Jon Pellett wrote:Huh, don't really know Latin, but I don't see anything about poplar trees there, or any word equivalent to Alber. Actually, I think it is calling Vom Tag "like a shepherd with a stick".
Jon, you beat me to it

I've read most of the Latin counterpart, but there is no such mention here of the name of the position. The Latin translation of that section is very similar to the German (translated on the Wiktenauer by Myers). Interesting things to note are the use of the term '
alarem' [
alarius, 'on the wing'] in reference to the arms. Perhaps referencing the Flugelhau (?). The other interesting addition is the description of "holding the arms outstretched like a Sherpherd leaning on his crook, watching his flock out at pasture" - but oddly, this seems to be in reference to Vom Tag?
Kohutovič offered an article (originally in Slovak) on the matter:
http://www.tsc.euweb.cz/leger.pdf, here is my rather rough translation of his good explanation:
Anton Kohutovič, 2002; trans. by J. Wallhausen, 2011 wrote:The third position is the position of
Alber (later also
Olber) which means 'poplar', but also 'Fool'. We can certainly say that even in those times the true meaning of this word was not well known. If we look at Altdeutsche "Alber" we find it is a so-called "Pappelbaum", that is to say: 'poplar'. P.H. Mair names this position as '
Populus', which has multiple meanings: 'the people', 'populous', or 'poplar' (the only difference is that 'people' uses the "o" and 'poplar' uses "ō").
However, we may also realize that there is word "Albernheit" [Wallhausen note: this means, "foolishness", "silliness", "ridiculousness"], and that - as Peter von Danzig has written in the picture of Alber as "alwer" - is again a "Fool", so clearly we see discrepancies, which were present at that time. This is the only true solution that could be provided us by Johannes Liechtenawer, if indeed he had even named those positions.

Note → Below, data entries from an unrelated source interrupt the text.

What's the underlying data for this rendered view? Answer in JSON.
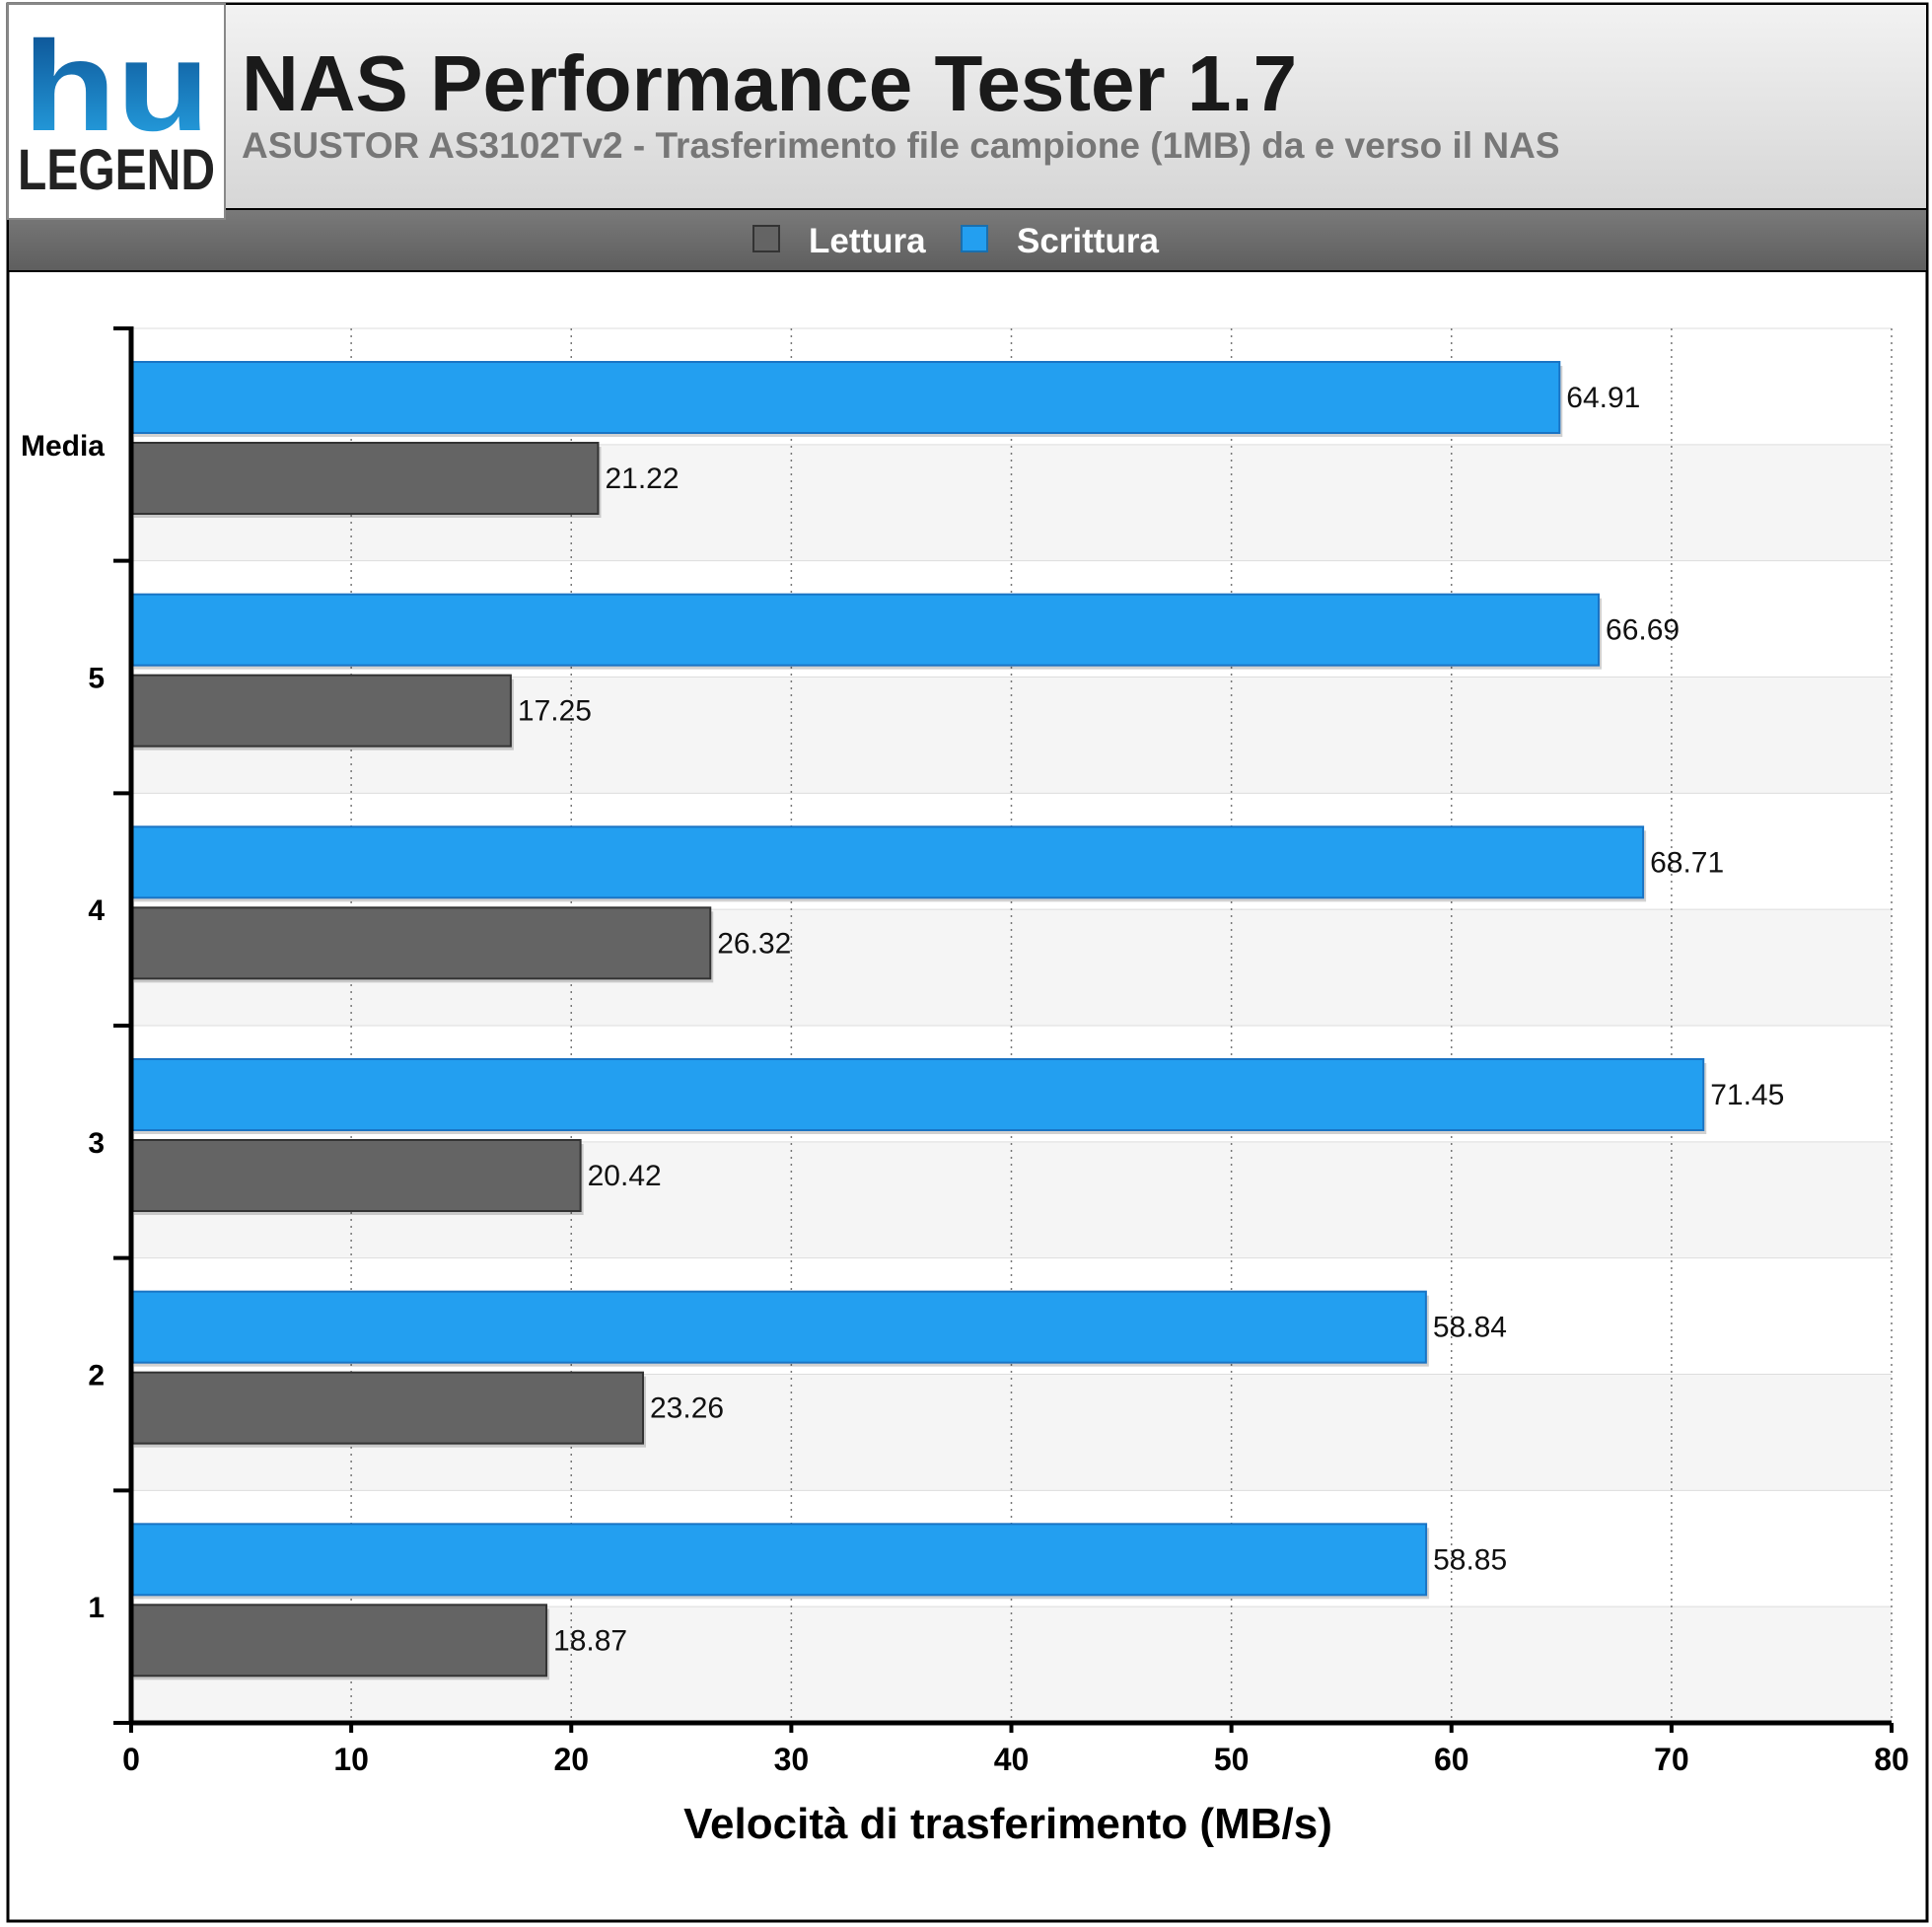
{
  "logo": {
    "mark": "hu",
    "word": "LEGEND"
  },
  "header": {
    "title": "NAS Performance Tester 1.7",
    "subtitle": "ASUSTOR AS3102Tv2 - Trasferimento file campione (1MB) da e verso il NAS"
  },
  "colors": {
    "lettura": "#646464",
    "scrittura": "#239ff0",
    "header_bg": "#e4e4e4",
    "legend_bg": "#6e6e6e",
    "subtitle": "#777777"
  },
  "chart_data": {
    "type": "bar",
    "orientation": "horizontal",
    "categories": [
      "Media",
      "5",
      "4",
      "3",
      "2",
      "1"
    ],
    "series": [
      {
        "name": "Scrittura",
        "values": [
          64.91,
          66.69,
          68.71,
          71.45,
          58.84,
          58.85
        ]
      },
      {
        "name": "Lettura",
        "values": [
          21.22,
          17.25,
          26.32,
          20.42,
          23.26,
          18.87
        ]
      }
    ],
    "legend": [
      "Lettura",
      "Scrittura"
    ],
    "xlabel": "Velocità di trasferimento (MB/s)",
    "xlim": [
      0,
      80
    ],
    "xticks": [
      "0",
      "10",
      "20",
      "30",
      "40",
      "50",
      "60",
      "70",
      "80"
    ],
    "value_labels": [
      [
        "64.91",
        "66.69",
        "68.71",
        "71.45",
        "58.84",
        "58.85"
      ],
      [
        "21.22",
        "17.25",
        "26.32",
        "20.42",
        "23.26",
        "18.87"
      ]
    ],
    "grid": true,
    "legend_position": "top-center"
  }
}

Yet this solution may be incorrect, since there is also a position known as the 'Boar' ('Eber' in German) which is a basic position of the Dussack and is analogous to the 'Pflug' position in Swordsmanship, but there is no such analogous position for Alber... The exact performance of this position has been described by P.H. Mair
"Put your left foot forward and hold your sword with outstretched hands before him (straight ahead, not sideways), with the tip on the ground and the short edge facing up."
It is interesting that in the Cod.3227 (the so-called Hanko Döbringer??

) pflug and Alber are described in reverse. What does this mean? Could the author have been confused? The position of Pflug in Absetzen (which we consequently may recognise as Alber?) is referred to as 'schranckhut' or 'pforte' ('eisenpfort?') ....About the 'Ochs' has been written only that it is an 'Oberhengen' from the shoulder, of which 'Alber' is the 'underhengen' (which should properly have been equivalent to 'Pflug') and that Tag is confused with 'Langen Ort', which we know from later manuscripts as the position of 'Vom Tag'. I strongly doubt that, with such a poor description from which to work from in this manuscript, anyone will be able to understand the correct manner in which this position should actually be performed. The position of Alber is broken with the Scheitelhaw.
If Anton frequents these forums, then please feel free to deride my shoddy translation. I considered your work to be of great value to this discussion, so I hope you don't mind my dodgy attempt at translation...I have personally translated much of your fantastic article on this matter.
John Harmston wrote:In fact, as I remembered it some historical writer had referenced Alber as "the fool's guard", but in my original reading of it that wasn't meant to be a literal translation of the word "alber". Since then, it seems like quite a few translators have translated alber as "fool" literally, but I was never clear if that was an accurate, historical translation, or merely a nickname that had been adopted as the literal meaning in modern times.
We should remember that the Medieval man, particularly those of bourgeois stock was much more hardened, much more machismo than modern standards. A "fool" was technically anyone whose value was for entertainment - i.e. a court jester. Technically, the actors, dancers and musicians of modern times are the product of liberal and leisure culture, and are praised and famed as a result, but the medieval might well have maligned them all as whimsical "fools", in contrast to militant and 'Manlich bederben'.